Pada tanggal 29 Mei 2015 kami mengikuti Konferensi NEC 2015 di kampus Sampoerna University. Kegiatan itu dimulai dari pkl 08.00 s/d 17.00 WIB.
Kunjungan ke kampung Djamoe Organik
Setelah selesai mengikuti konferensi NEC di kampus Sampoerna. Minggu 31 Mei 2015 kami berkunjung ke Kampung Djamoe Martha Tilaar. Rombongan berangkat dari kampus Universitas Sampoerna. Rombongan dipandu oleh Ibu Stien J. Matakupan dkk. Sebelum berangkat kami dibagi menjadi beberapa kelompok.

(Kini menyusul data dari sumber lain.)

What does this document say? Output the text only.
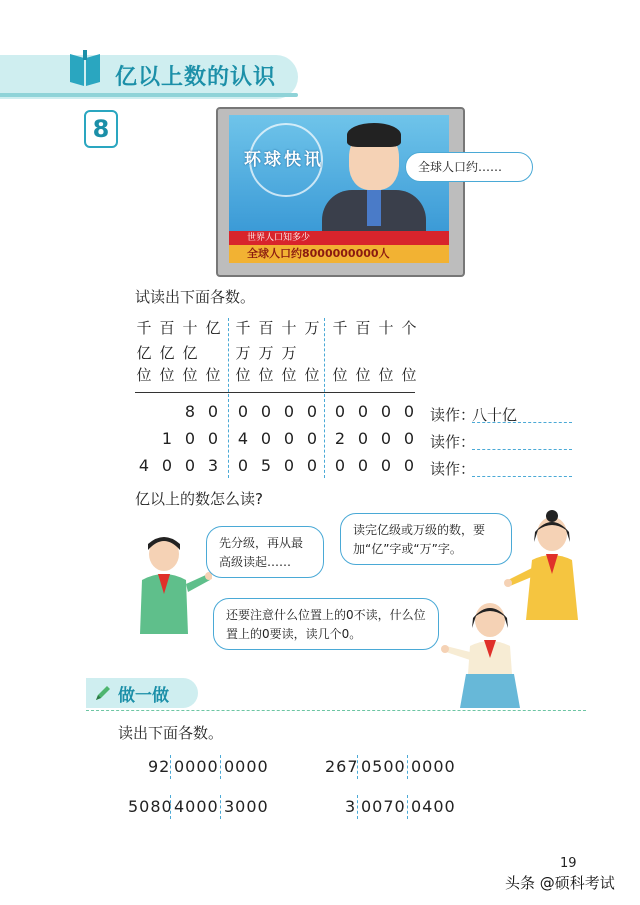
亿以上数的认识
8
环球快讯
世界人口知多少
全球人口约8000000000人
全球人口约……
试读出下面各数。
千 百 十 亿 千 百 十 万 千 百 十 个
亿 亿 亿	万 万 万
位 位 位 位 位 位 位 位 位 位 位 位
8 0	0 0 0 0	0 0 0 0	读作：
八十亿
1 0 0	4 0 0 0	2 0 0 0	读作：
4 0 0 3	0 5 0 0	0 0 0 0	读作：
亿以上的数怎么读?
先分级，再从最高级读起……
读完亿级或万级的数，要加“亿”字或“万”字。
还要注意什么位置上的0不读，什么位置上的0要读，读几个0。
做一做
读出下面各数。
92 0000 0000	267 0500 0000
5080 4000 3000	3 0070 0400
19
头条 @硕科考试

Ibu Darma memberi arahan-arahan apa yang akan kami lakukan di kampung Djamoe nantinya. Rombongan berangkat sekitar pukul 07.00 WIB, dengan menggunakan dua buah bus. Bus mulai melaju ke arah Cikarang bekasi.
Dalam perjalanan aku memperhatikan seberapa banyak pohon-pohon yang tumbuh dipinggir jalan. Nampak beberapa pohon jenisnya sama dengan yang ada tumbuh di Kalimantan Tengah. Misalnya pohon kalampan (bahasa Dayak bro). Aku berkhayal seandainya tanah-tanah itu ditumbuhi pohon mungkin hawa tidak terlalu panas ya!? Cerita jaman dulu sich tanah Jawa penuh dengan hutan lebat. Namun yang terlihat sekarang lebih dominan hutan buatan manusia alias hutan beton.
Di sepanjang kiri kanan jalan penuh dengan bangunan pabrik. Akhirnya kami sampai juga di Kampung Djamoe. Di kawasan ini kami merasa udaranya sejuk. Kami disambut oleh satu orang karyawan kampung Djamoe, yang bertindak sebagai pemandu rombongan. Kami mulai memasuki kawasan ini. Menurut pemandu luasnya kawasan Kampung Djamoe sekitar 10 hektar. Termasuk kawasan pabrik pengolah jamu dan produk lainnya dari Martha Tillar.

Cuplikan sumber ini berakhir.